On October 24, 2023, a fireside chat with Prof. Dr. Ann-Marie Kaulbach, Dr. Wendelin Neubert, Prof. Dr. Emanuel V. Towfigh and students on the topic »Opportunities of digital learning and teaching«: Can flipped classroom work in law studies?, took place at the European University Viadrina Frankfurt (Oder).

Learning research has known for a long time that the combination of traditional teaching methods – lectures and classroom-based courses as well as textbooks or scripts – with digital learning materials – so-called “blended learning” – leads to significantly better learning outcomes than the isolated use of traditional teaching methods. This realization is also slowly finding its way into law studies: 📚+👩‍🏫+🖥️+📱 ➡️ 🏆

According to the findings of learning research, the most effective form of blended learning is the »flipped classroom« concept: up to now, the »classroom«, i.e. the lecture or study group, has mainly been used for the initial teaching of learning material – in the subsequent self-study, the students should then apply (learn) what they have learned in this way. In the »flipped classroom«, this distribution is reversed: students should first acquire the learning material in self-study – so that they can then apply (learn) the material in the »classroom«, i.e. in the lecture or study group, with the professor. High-quality digital learning materials are particularly suitable for self-study for the initial teaching of learning content.

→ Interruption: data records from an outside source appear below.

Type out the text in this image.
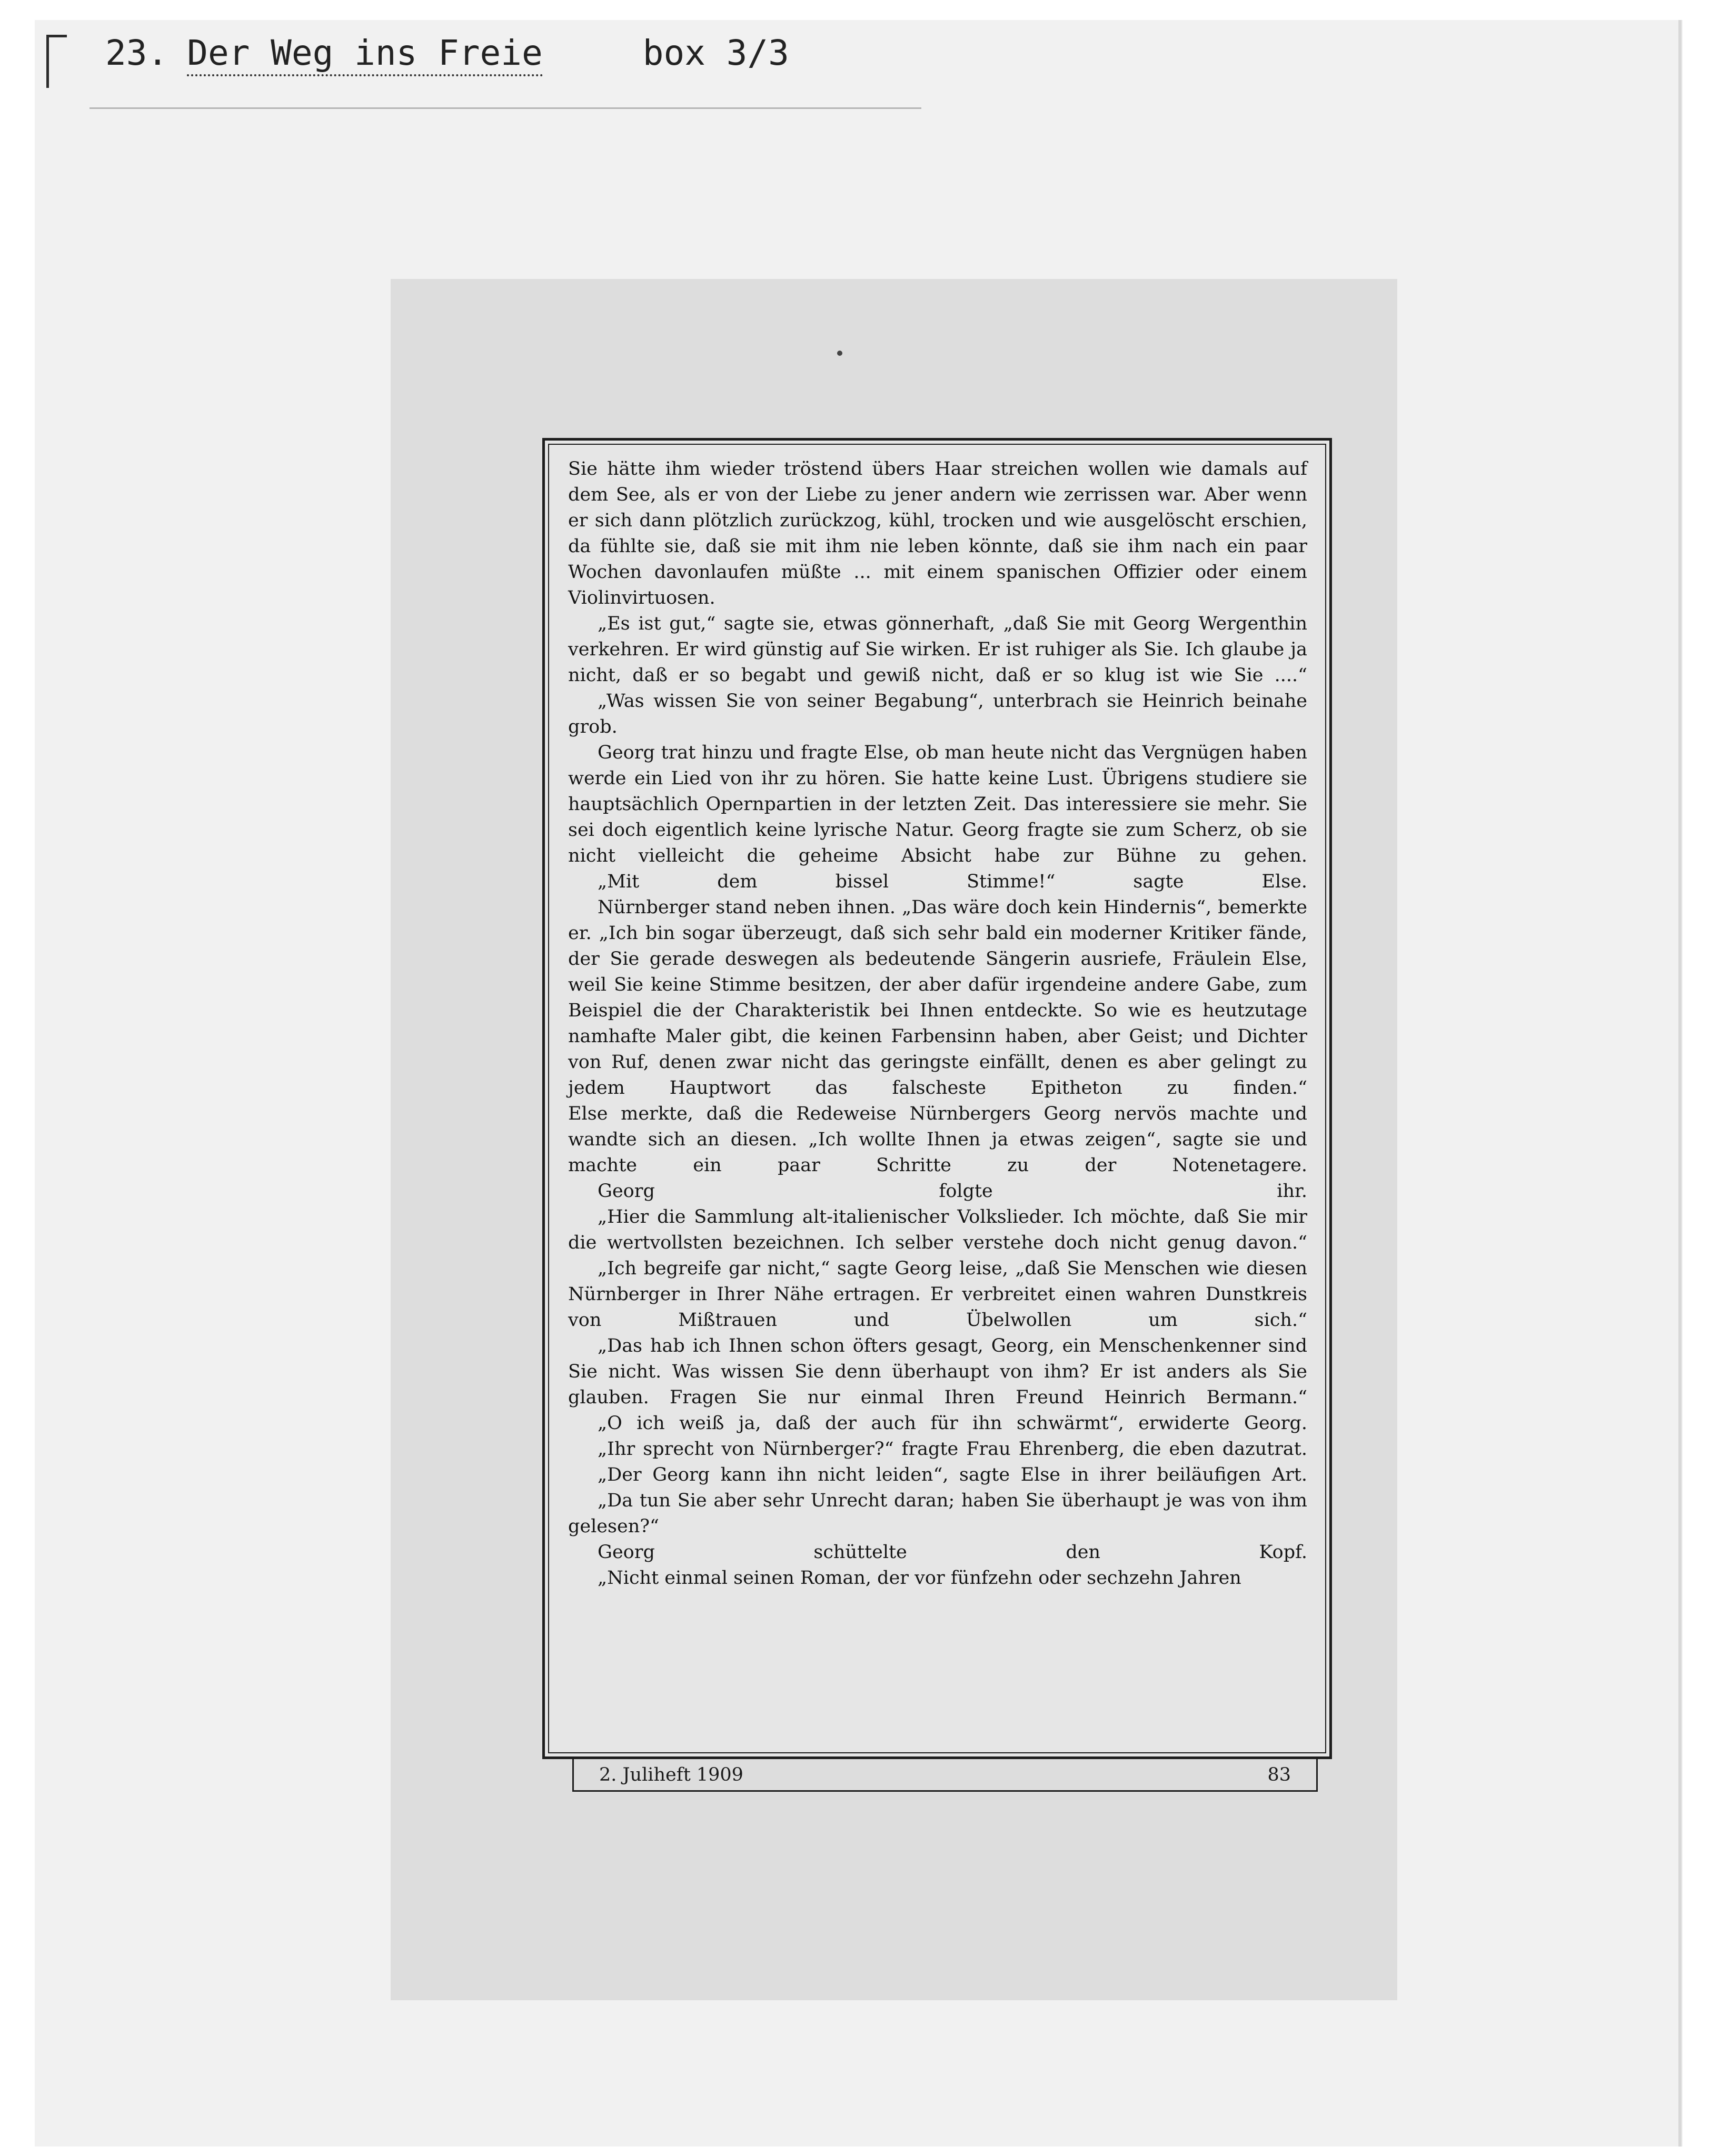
23. Der Weg ins Freie	box 3/3

Sie hätte ihm wieder tröstend übers Haar streichen wollen wie damals auf dem See, als er von der Liebe zu jener andern wie zerrissen war. Aber wenn er sich dann plötzlich zurückzog, kühl, trocken und wie ausgelöscht erschien, da fühlte sie, daß sie mit ihm nie leben könnte, daß sie ihm nach ein paar Wochen davonlaufen müßte ... mit einem spanischen Offizier oder einem Violinvirtuosen.

„Es ist gut,“ sagte sie, etwas gönnerhaft, „daß Sie mit Georg Wergenthin verkehren. Er wird günstig auf Sie wirken. Er ist ruhiger als Sie. Ich glaube ja nicht, daß er so begabt und gewiß nicht, daß er so klug ist wie Sie ....“

„Was wissen Sie von seiner Begabung“, unterbrach sie Heinrich beinahe grob.

Georg trat hinzu und fragte Else, ob man heute nicht das Vergnügen haben werde ein Lied von ihr zu hören. Sie hatte keine Lust. Übrigens studiere sie hauptsächlich Opernpartien in der letzten Zeit. Das interessiere sie mehr. Sie sei doch eigentlich keine lyrische Natur. Georg fragte sie zum Scherz, ob sie nicht vielleicht die geheime Absicht habe zur Bühne zu gehen.

„Mit dem bissel Stimme!“ sagte Else.

Nürnberger stand neben ihnen. „Das wäre doch kein Hindernis“, bemerkte er. „Ich bin sogar überzeugt, daß sich sehr bald ein moderner Kritiker fände, der Sie gerade deswegen als bedeutende Sängerin ausriefe, Fräulein Else, weil Sie keine Stimme besitzen, der aber dafür irgendeine andere Gabe, zum Beispiel die der Charakteristik bei Ihnen entdeckte. So wie es heutzutage namhafte Maler gibt, die keinen Farbensinn haben, aber Geist; und Dichter von Ruf, denen zwar nicht das geringste einfällt, denen es aber gelingt zu jedem Hauptwort das falscheste Epitheton zu finden.“

Else merkte, daß die Redeweise Nürnbergers Georg nervös machte und wandte sich an diesen. „Ich wollte Ihnen ja etwas zeigen“, sagte sie und machte ein paar Schritte zu der Notenetagere.

Georg folgte ihr.

„Hier die Sammlung alt-italienischer Volkslieder. Ich möchte, daß Sie mir die wertvollsten bezeichnen. Ich selber verstehe doch nicht genug davon.“

„Ich begreife gar nicht,“ sagte Georg leise, „daß Sie Menschen wie diesen Nürnberger in Ihrer Nähe ertragen. Er verbreitet einen wahren Dunstkreis von Mißtrauen und Übelwollen um sich.“

„Das hab ich Ihnen schon öfters gesagt, Georg, ein Menschenkenner sind Sie nicht. Was wissen Sie denn überhaupt von ihm? Er ist anders als Sie glauben. Fragen Sie nur einmal Ihren Freund Heinrich Bermann.“

„O ich weiß ja, daß der auch für ihn schwärmt“, erwiderte Georg.

„Ihr sprecht von Nürnberger?“ fragte Frau Ehrenberg, die eben dazutrat.

„Der Georg kann ihn nicht leiden“, sagte Else in ihrer beiläufigen Art.

„Da tun Sie aber sehr Unrecht daran; haben Sie überhaupt je was von ihm gelesen?“

Georg schüttelte den Kopf.

„Nicht einmal seinen Roman, der vor fünfzehn oder sechzehn Jahren

2. Juliheft 1909	83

Why is this teaching and learning approach more effective? Because the valuable time spent with the extremely well-trained teachers is not spent on teaching basic knowledge that students can confidently read on their own, but rather on the most important part of the learning process: the application and thus the consolidation of what has been learned.

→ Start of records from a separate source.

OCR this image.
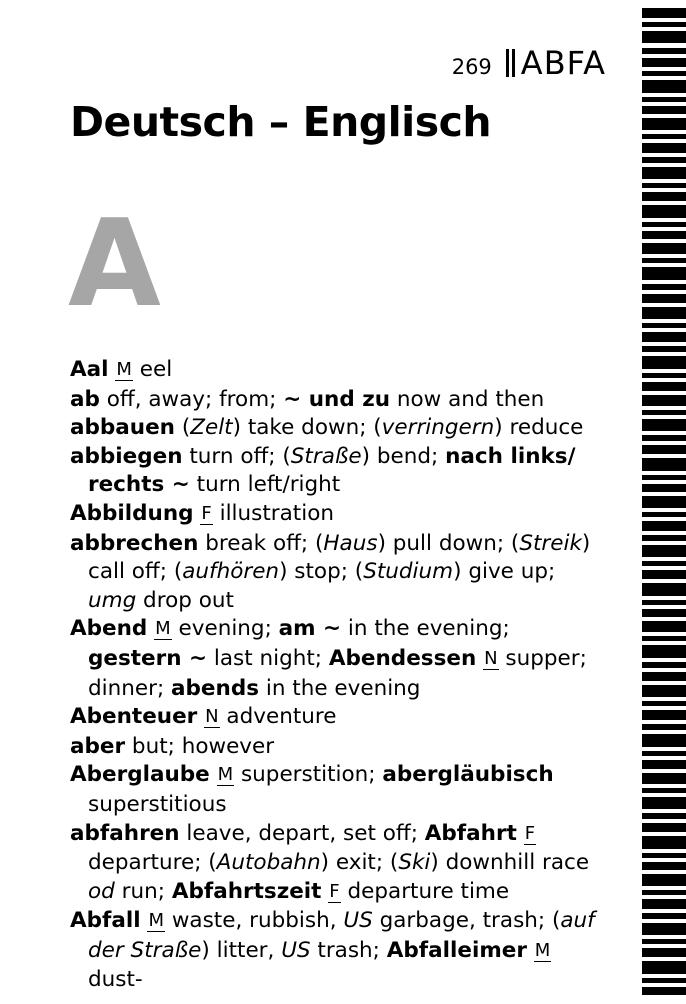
269 ABFA
Deutsch – Englisch
A

Aal M eel

ab off, away; from; ~ und zu now and then

abbauen (Zelt) take down; (verringern) reduce

abbiegen turn off; (Straße) bend; nach links/ rechts ~ turn left/right

Abbildung F illustration

abbrechen break off; (Haus) pull down; (Streik) call off; (aufhören) stop; (Studium) give up; umg drop out

Abend M evening; am ~ in the evening; gestern ~ last night; Abendessen N supper; dinner; abends in the evening

Abenteuer N adventure

aber but; however

Aberglaube M superstition; abergläubisch superstitious

abfahren leave, depart, set off; Abfahrt F departure; (Autobahn) exit; (Ski) downhill race od run; Abfahrtszeit F departure time

Abfall M waste, rubbish, US garbage, trash; (auf der Straße) litter, US trash; Abfalleimer M dust-
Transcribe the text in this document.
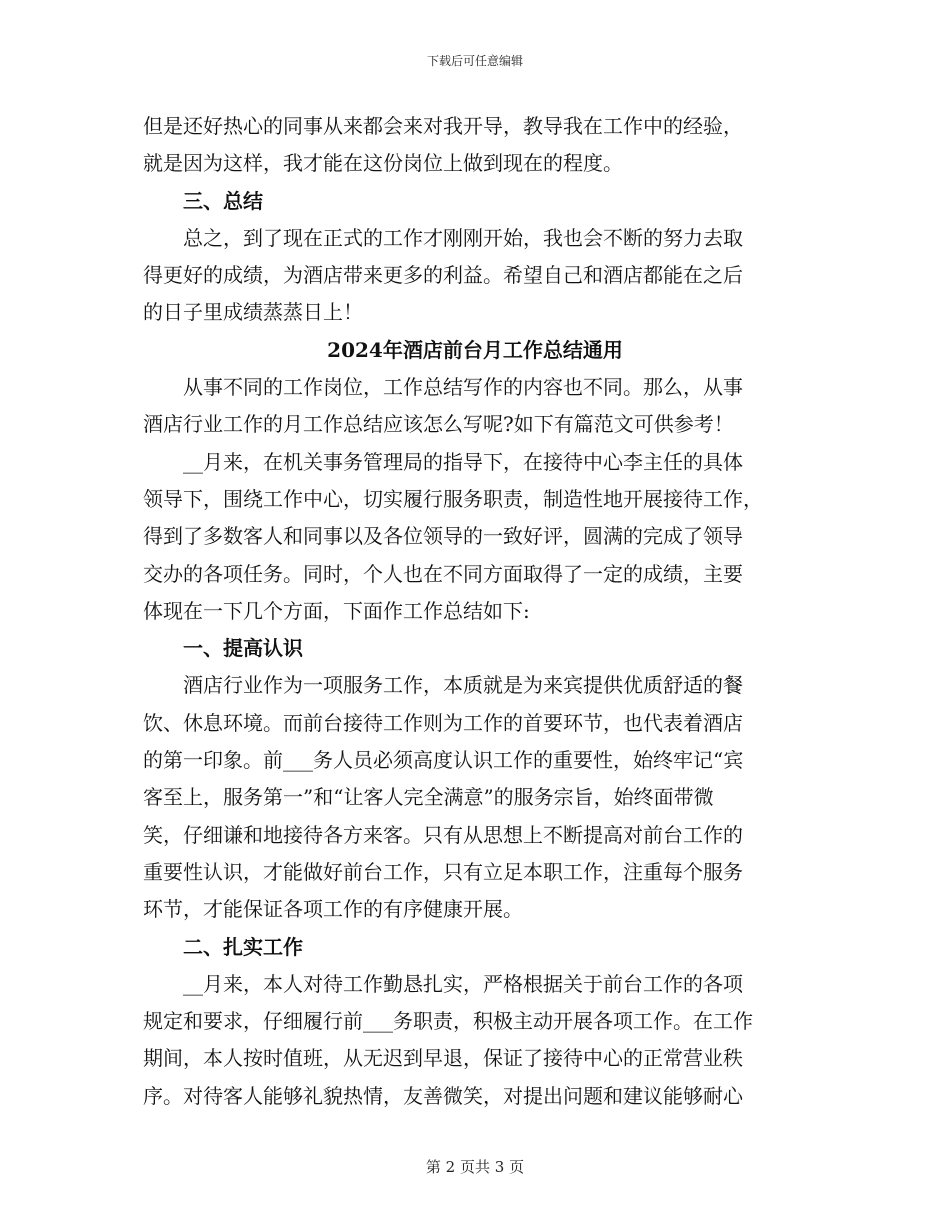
下载后可任意编辑

但是还好热心的同事从来都会来对我开导，教导我在工作中的经验，
就是因为这样，我才能在这份岗位上做到现在的程度。

三、总结

总之，到了现在正式的工作才刚刚开始，我也会不断的努力去取
得更好的成绩，为酒店带来更多的利益。希望自己和酒店都能在之后
的日子里成绩蒸蒸日上！

2024年酒店前台月工作总结通用

从事不同的工作岗位，工作总结写作的内容也不同。那么，从事
酒店行业工作的月工作总结应该怎么写呢?如下有篇范文可供参考！

__月来，在机关事务管理局的指导下，在接待中心李主任的具体
领导下，围绕工作中心，切实履行服务职责，制造性地开展接待工作，
得到了多数客人和同事以及各位领导的一致好评，圆满的完成了领导
交办的各项任务。同时，个人也在不同方面取得了一定的成绩，主要
体现在一下几个方面，下面作工作总结如下:

一、提高认识

酒店行业作为一项服务工作，本质就是为来宾提供优质舒适的餐
饮、休息环境。而前台接待工作则为工作的首要环节，也代表着酒店
的第一印象。前___务人员必须高度认识工作的重要性，始终牢记“宾
客至上，服务第一”和“让客人完全满意”的服务宗旨，始终面带微
笑，仔细谦和地接待各方来客。只有从思想上不断提高对前台工作的
重要性认识，才能做好前台工作，只有立足本职工作，注重每个服务
环节，才能保证各项工作的有序健康开展。

二、扎实工作

__月来，本人对待工作勤恳扎实，严格根据关于前台工作的各项
规定和要求，仔细履行前___务职责，积极主动开展各项工作。在工作
期间，本人按时值班，从无迟到早退，保证了接待中心的正常营业秩
序。对待客人能够礼貌热情，友善微笑，对提出问题和建议能够耐心

第 2 页共 3 页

But can this approach also work in law studies? One key challenge is that the application phase requires students to be able to interact with the professors in order to actually apply what they have learned through self-study. This can be difficult in a lecture hall with 300 fellow students. But students must also be prepared to come to the lecture well prepared. A third problem: The digitalized learning materials that are supposed to provide effective learning support during self-study must be excellent in terms of didactics and content and at the same time implement the advantages of digitalized learning materials.